The media has gone wild with speculation, of course. Mary Jo Foley must have put in overtime to post all these articles. A supposed memo from Jim Allchin is chilling in its NewSpeak terminology.

What does that mean for us? For most Windows developers, it should mean
two years of peaceful stabilization of the platform before the next
round of chaos, and a good long time to consider alternatives. If
Avalon changes everything on the graphical layer, is DotNet WinForms
dead?

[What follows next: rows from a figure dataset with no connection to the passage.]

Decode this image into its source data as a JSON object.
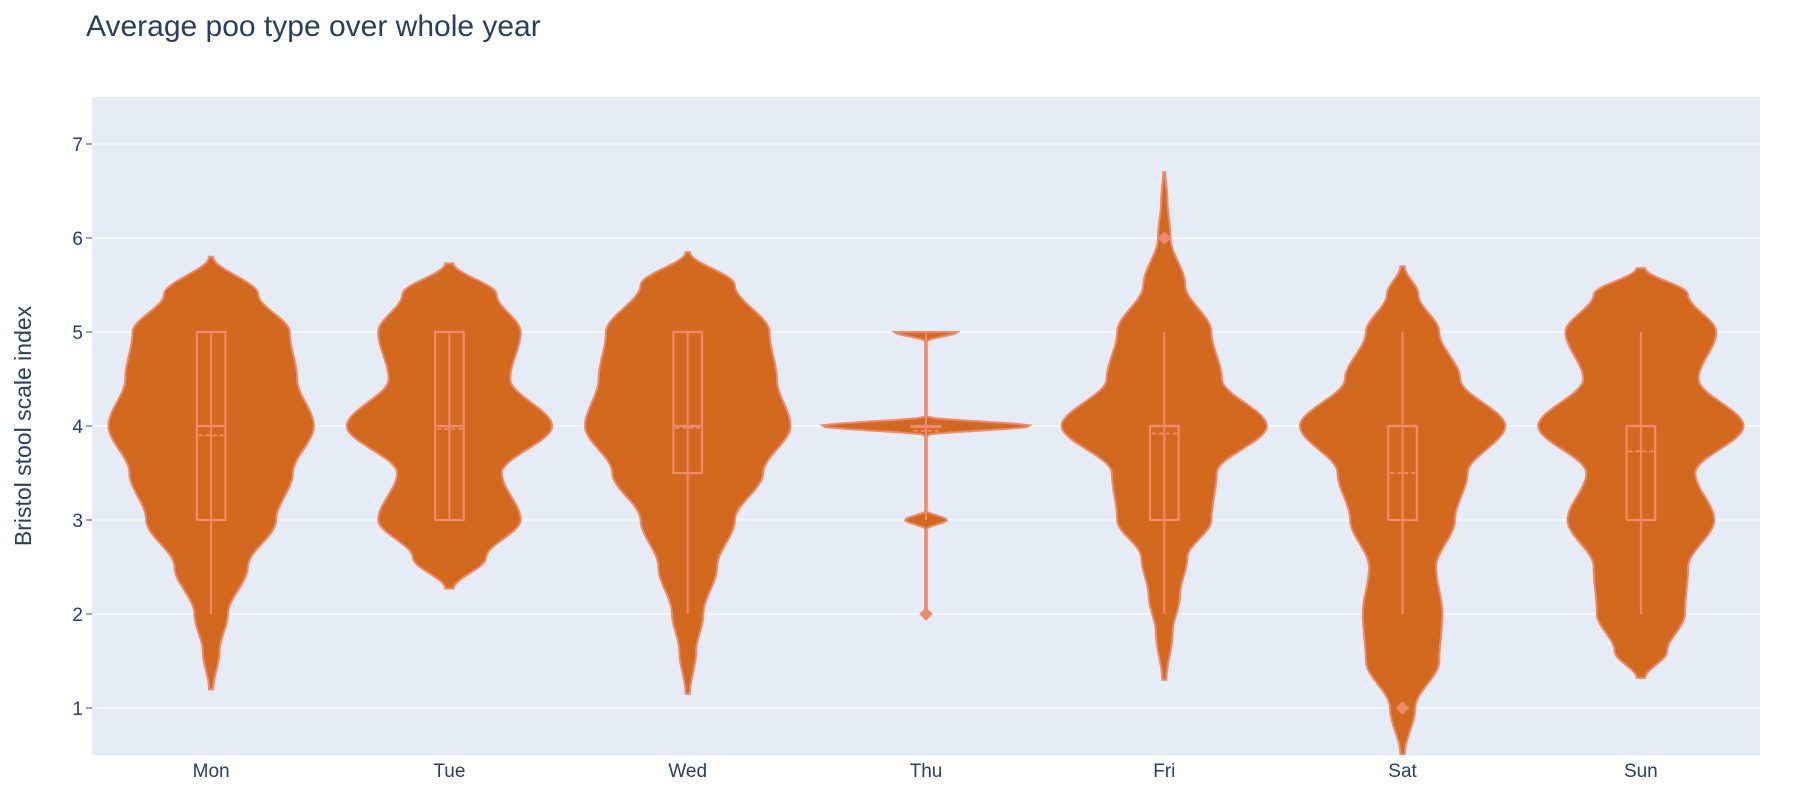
{
  "chart_data": {
    "type": "violin",
    "title": "Average poo type over whole year",
    "xlabel": "",
    "ylabel": "Bristol stool scale index",
    "ylim": [
      0.5,
      7.5
    ],
    "yticks": [
      1,
      2,
      3,
      4,
      5,
      6,
      7
    ],
    "grid": true,
    "legend": "none",
    "colors": {
      "fill": "#d2691e",
      "line": "#f08a6c",
      "plot_bg": "#e5ecf6",
      "grid": "#ffffff",
      "text": "#2a3f5f"
    },
    "categories": [
      "Mon",
      "Tue",
      "Wed",
      "Thu",
      "Fri",
      "Sat",
      "Sun"
    ],
    "series": [
      {
        "category": "Mon",
        "min": 2,
        "q1": 3,
        "median": 4,
        "q3": 5,
        "max": 5,
        "mean": 3.9,
        "span": [
          1.2,
          5.8
        ],
        "outliers": [],
        "density": [
          [
            1.2,
            0.02
          ],
          [
            1.6,
            0.08
          ],
          [
            2.0,
            0.16
          ],
          [
            2.5,
            0.35
          ],
          [
            3.0,
            0.62
          ],
          [
            3.5,
            0.78
          ],
          [
            4.0,
            0.98
          ],
          [
            4.5,
            0.82
          ],
          [
            5.0,
            0.75
          ],
          [
            5.4,
            0.45
          ],
          [
            5.8,
            0.02
          ]
        ]
      },
      {
        "category": "Tue",
        "min": 3,
        "q1": 3,
        "median": 4,
        "q3": 5,
        "max": 5,
        "mean": 3.97,
        "span": [
          2.27,
          5.73
        ],
        "outliers": [],
        "density": [
          [
            2.27,
            0.04
          ],
          [
            2.6,
            0.35
          ],
          [
            3.0,
            0.68
          ],
          [
            3.5,
            0.5
          ],
          [
            4.0,
            0.98
          ],
          [
            4.5,
            0.58
          ],
          [
            5.0,
            0.68
          ],
          [
            5.4,
            0.45
          ],
          [
            5.73,
            0.04
          ]
        ]
      },
      {
        "category": "Wed",
        "min": 2,
        "q1": 3.5,
        "median": 4,
        "q3": 5,
        "max": 5,
        "mean": 3.98,
        "span": [
          1.15,
          5.85
        ],
        "outliers": [],
        "density": [
          [
            1.15,
            0.02
          ],
          [
            1.6,
            0.08
          ],
          [
            2.0,
            0.15
          ],
          [
            2.5,
            0.28
          ],
          [
            3.0,
            0.45
          ],
          [
            3.5,
            0.72
          ],
          [
            4.0,
            0.98
          ],
          [
            4.5,
            0.85
          ],
          [
            5.0,
            0.78
          ],
          [
            5.5,
            0.45
          ],
          [
            5.85,
            0.02
          ]
        ]
      },
      {
        "category": "Thu",
        "min": 3,
        "q1": 4,
        "median": 4,
        "q3": 4,
        "max": 5,
        "mean": 3.95,
        "span": [
          2,
          5
        ],
        "outliers": [
          2
        ],
        "density": [
          [
            2.0,
            0.0
          ],
          [
            2.9,
            0.0
          ],
          [
            3.0,
            0.2
          ],
          [
            3.1,
            0.0
          ],
          [
            3.9,
            0.0
          ],
          [
            4.0,
            1.0
          ],
          [
            4.1,
            0.0
          ],
          [
            4.9,
            0.0
          ],
          [
            5.0,
            0.3
          ],
          [
            5.05,
            0.0
          ]
        ]
      },
      {
        "category": "Fri",
        "min": 2,
        "q1": 3,
        "median": 4,
        "q3": 4,
        "max": 5,
        "mean": 3.92,
        "span": [
          1.3,
          6.7
        ],
        "outliers": [
          6
        ],
        "density": [
          [
            1.3,
            0.02
          ],
          [
            1.8,
            0.08
          ],
          [
            2.2,
            0.15
          ],
          [
            2.6,
            0.22
          ],
          [
            3.0,
            0.45
          ],
          [
            3.5,
            0.5
          ],
          [
            4.0,
            0.98
          ],
          [
            4.5,
            0.55
          ],
          [
            5.0,
            0.45
          ],
          [
            5.5,
            0.2
          ],
          [
            6.0,
            0.06
          ],
          [
            6.4,
            0.03
          ],
          [
            6.7,
            0.01
          ]
        ]
      },
      {
        "category": "Sat",
        "min": 2,
        "q1": 3,
        "median": 4,
        "q3": 4,
        "max": 5,
        "mean": 3.5,
        "span": [
          0.5,
          5.7
        ],
        "outliers": [
          1
        ],
        "density": [
          [
            0.5,
            0.02
          ],
          [
            1.0,
            0.12
          ],
          [
            1.5,
            0.35
          ],
          [
            2.0,
            0.38
          ],
          [
            2.5,
            0.32
          ],
          [
            3.0,
            0.5
          ],
          [
            3.5,
            0.62
          ],
          [
            4.0,
            0.98
          ],
          [
            4.5,
            0.55
          ],
          [
            5.0,
            0.35
          ],
          [
            5.4,
            0.15
          ],
          [
            5.7,
            0.02
          ]
        ]
      },
      {
        "category": "Sun",
        "min": 2,
        "q1": 3,
        "median": 4,
        "q3": 4,
        "max": 5,
        "mean": 3.73,
        "span": [
          1.32,
          5.68
        ],
        "outliers": [],
        "density": [
          [
            1.32,
            0.04
          ],
          [
            1.6,
            0.25
          ],
          [
            2.0,
            0.42
          ],
          [
            2.5,
            0.45
          ],
          [
            3.0,
            0.7
          ],
          [
            3.5,
            0.52
          ],
          [
            4.0,
            0.98
          ],
          [
            4.5,
            0.55
          ],
          [
            5.0,
            0.72
          ],
          [
            5.4,
            0.45
          ],
          [
            5.68,
            0.04
          ]
        ]
      }
    ]
  }
}
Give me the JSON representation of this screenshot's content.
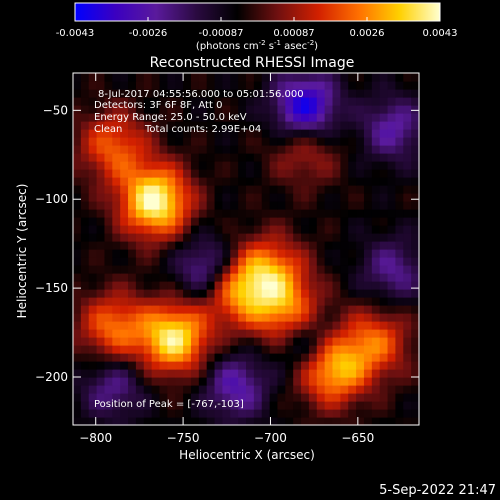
{
  "chart_data": {
    "type": "heatmap",
    "title": "Reconstructed RHESSI Image",
    "xlabel": "Heliocentric X (arcsec)",
    "ylabel": "Heliocentric Y (arcsec)",
    "xlim": [
      -813,
      -615
    ],
    "ylim": [
      -227,
      -29
    ],
    "x_ticks": [
      -800,
      -750,
      -700,
      -650
    ],
    "y_ticks": [
      -50,
      -100,
      -150,
      -200
    ],
    "colorbar": {
      "range": [
        -0.0043,
        0.0043
      ],
      "ticks": [
        "-0.0043",
        "-0.0026",
        "-0.00087",
        "0.00087",
        "0.0026",
        "0.0043"
      ],
      "unit_label": "(photons cm",
      "unit_sup1": "-2",
      "unit_mid1": " s",
      "unit_sup2": "-1",
      "unit_mid2": " asec",
      "unit_sup3": "-2",
      "unit_end": ")",
      "colors": [
        "#0000ff",
        "#3b00c0",
        "#5a1a9c",
        "#2a0a40",
        "#000000",
        "#701010",
        "#d22000",
        "#ff7000",
        "#ffd000",
        "#ffffd0"
      ]
    },
    "annotations": {
      "time": "8-Jul-2017 04:55:56.000 to 05:01:56.000",
      "detectors": "Detectors: 3F 6F 8F, Att 0",
      "energy": "Energy Range: 25.0 - 50.0 keV",
      "method": "Clean",
      "counts": "Total counts: 2.99E+04",
      "peak": "Position of Peak = [-767,-103]"
    },
    "grid": false,
    "sources": [
      {
        "x": -766,
        "y": -101,
        "amp": 1.05
      },
      {
        "x": -790,
        "y": -70,
        "amp": 0.55
      },
      {
        "x": -720,
        "y": -150,
        "amp": 0.75
      },
      {
        "x": -700,
        "y": -140,
        "amp": 0.6
      },
      {
        "x": -690,
        "y": -165,
        "amp": 0.7
      },
      {
        "x": -755,
        "y": -178,
        "amp": 0.95
      },
      {
        "x": -790,
        "y": -172,
        "amp": 0.6
      },
      {
        "x": -665,
        "y": -195,
        "amp": 0.85
      },
      {
        "x": -640,
        "y": -180,
        "amp": 0.55
      },
      {
        "x": -680,
        "y": -72,
        "amp": 0.35
      }
    ],
    "dips": [
      {
        "x": -680,
        "y": -48,
        "amp": 0.8
      },
      {
        "x": -735,
        "y": -140,
        "amp": 0.6
      },
      {
        "x": -720,
        "y": -205,
        "amp": 0.5
      },
      {
        "x": -680,
        "y": -180,
        "amp": 0.55
      },
      {
        "x": -790,
        "y": -205,
        "amp": 0.4
      },
      {
        "x": -630,
        "y": -140,
        "amp": 0.4
      },
      {
        "x": -630,
        "y": -60,
        "amp": 0.45
      }
    ]
  },
  "footer": {
    "date": "5-Sep-2022 21:47"
  }
}
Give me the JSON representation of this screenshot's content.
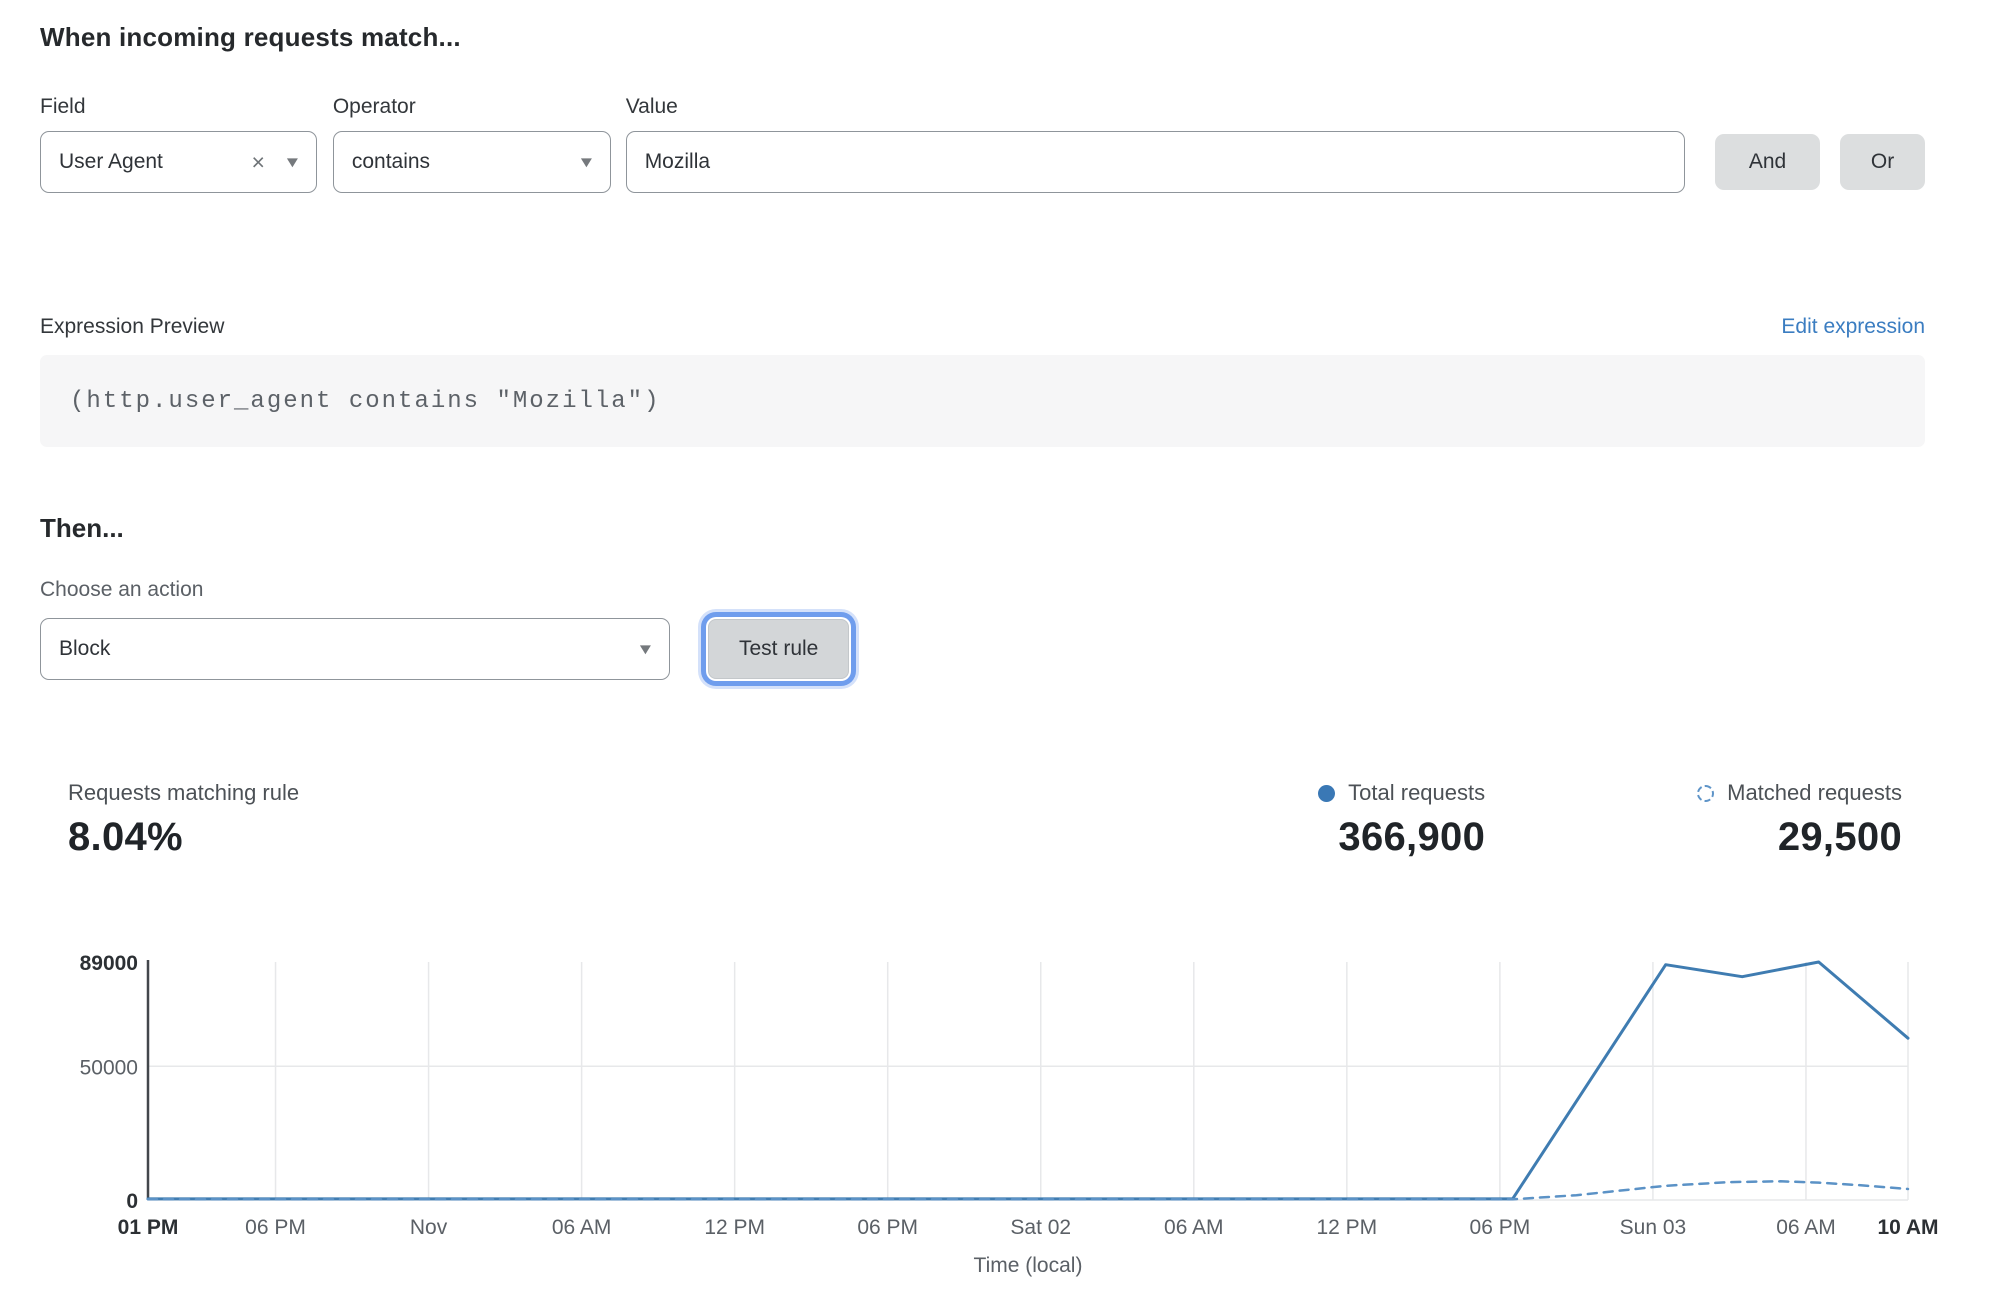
{
  "header": {
    "title": "When incoming requests match..."
  },
  "condition": {
    "field_label": "Field",
    "field_value": "User Agent",
    "operator_label": "Operator",
    "operator_value": "contains",
    "value_label": "Value",
    "value_text": "Mozilla",
    "and_button": "And",
    "or_button": "Or",
    "remove_icon": "×",
    "dropdown_icon": "▼"
  },
  "expression": {
    "label": "Expression Preview",
    "edit_link": "Edit expression",
    "code": "(http.user_agent contains \"Mozilla\")"
  },
  "action": {
    "heading": "Then...",
    "choose_label": "Choose an action",
    "selected": "Block",
    "dropdown_icon": "▼",
    "test_button": "Test rule"
  },
  "stats": {
    "matching_label": "Requests matching rule",
    "matching_value": "8.04%",
    "total_label": "Total requests",
    "total_value": "366,900",
    "matched_label": "Matched requests",
    "matched_value": "29,500"
  },
  "colors": {
    "line_total": "#3f7cb1",
    "line_matched": "#5b92c6",
    "legend_dot": "#3a78b5",
    "link_blue": "#3b7dc1",
    "focus_ring": "#6f9ded",
    "grid": "#e7e8ea",
    "axis": "#43474c",
    "tick_bold": "#2c3034",
    "tick_normal": "#5b6066"
  },
  "chart_data": {
    "type": "line",
    "title": "",
    "xlabel": "Time (local)",
    "ylabel": "",
    "ylim": [
      0,
      89000
    ],
    "legend_position": "top-right",
    "y_ticks": [
      {
        "value": 0,
        "label": "0",
        "bold": true
      },
      {
        "value": 50000,
        "label": "50000",
        "bold": false
      },
      {
        "value": 89000,
        "label": "89000",
        "bold": true
      }
    ],
    "x_total_hours": 69,
    "x_ticks": [
      {
        "hour": 0,
        "label": "01 PM",
        "bold": true
      },
      {
        "hour": 5,
        "label": "06 PM",
        "bold": false
      },
      {
        "hour": 11,
        "label": "Nov",
        "bold": false
      },
      {
        "hour": 17,
        "label": "06 AM",
        "bold": false
      },
      {
        "hour": 23,
        "label": "12 PM",
        "bold": false
      },
      {
        "hour": 29,
        "label": "06 PM",
        "bold": false
      },
      {
        "hour": 35,
        "label": "Sat 02",
        "bold": false
      },
      {
        "hour": 41,
        "label": "06 AM",
        "bold": false
      },
      {
        "hour": 47,
        "label": "12 PM",
        "bold": false
      },
      {
        "hour": 53,
        "label": "06 PM",
        "bold": false
      },
      {
        "hour": 59,
        "label": "Sun 03",
        "bold": false
      },
      {
        "hour": 65,
        "label": "06 AM",
        "bold": false
      },
      {
        "hour": 69,
        "label": "10 AM",
        "bold": true
      }
    ],
    "grid": {
      "vertical_at_ticks": true,
      "horizontal_at": [
        50000
      ],
      "baseline": true
    },
    "series": [
      {
        "name": "Total requests",
        "style": "solid",
        "color": "#3f7cb1",
        "points": [
          [
            0,
            400
          ],
          [
            10,
            400
          ],
          [
            20,
            400
          ],
          [
            30,
            400
          ],
          [
            40,
            400
          ],
          [
            50,
            400
          ],
          [
            53.5,
            400
          ],
          [
            59.5,
            88000
          ],
          [
            62.5,
            83500
          ],
          [
            65.5,
            89000
          ],
          [
            69,
            60500
          ]
        ]
      },
      {
        "name": "Matched requests",
        "style": "dashed",
        "color": "#5b92c6",
        "points": [
          [
            0,
            250
          ],
          [
            10,
            250
          ],
          [
            20,
            250
          ],
          [
            30,
            250
          ],
          [
            40,
            250
          ],
          [
            50,
            250
          ],
          [
            53.5,
            250
          ],
          [
            56,
            1800
          ],
          [
            59.5,
            5300
          ],
          [
            62,
            6700
          ],
          [
            64,
            7000
          ],
          [
            65.5,
            6500
          ],
          [
            67,
            5600
          ],
          [
            69,
            4100
          ]
        ]
      }
    ]
  }
}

WinFS, which Microsoft insists never stood for “File System”
could be replaced by a half-dozen good third-party tools.

Microsoft needs to take a long, hard look at this, and realize that
“Operating System” no longer means “a way to tie people into all of our
software.” They need to stop adding things to their operating system,
and start removing things until nothing is left but the core, and sell
add-on features like searchable databases and graphical UIs  to
the people who need them as *products* and not as features. Sure, it’s
easier to sell one SKU than many. The Operating System should provide
the facilities for the computer to operate, read, write and
communicate, and offer open and documented APIs through which the
appropriate tools can be added to provide features above the OS level.

Andrew MacNeill sees this as a good thing, “gutting” Longhorn, and Robert Scoble says
“Longhorn wasn’t aimed at the sweet spot of the market anymore and our
customers were telling us to go in a different direction.” It will be
interesting to hear what direction that is.

Department of Homeland Security: Policing or Politics?

Bruce Schneier, in a recent essay in the Minneapolis Star-Tribune:

The DHS’s incessant warnings against any and every possible method of terrorist attack has nothing to do with security, and everything to do with politics.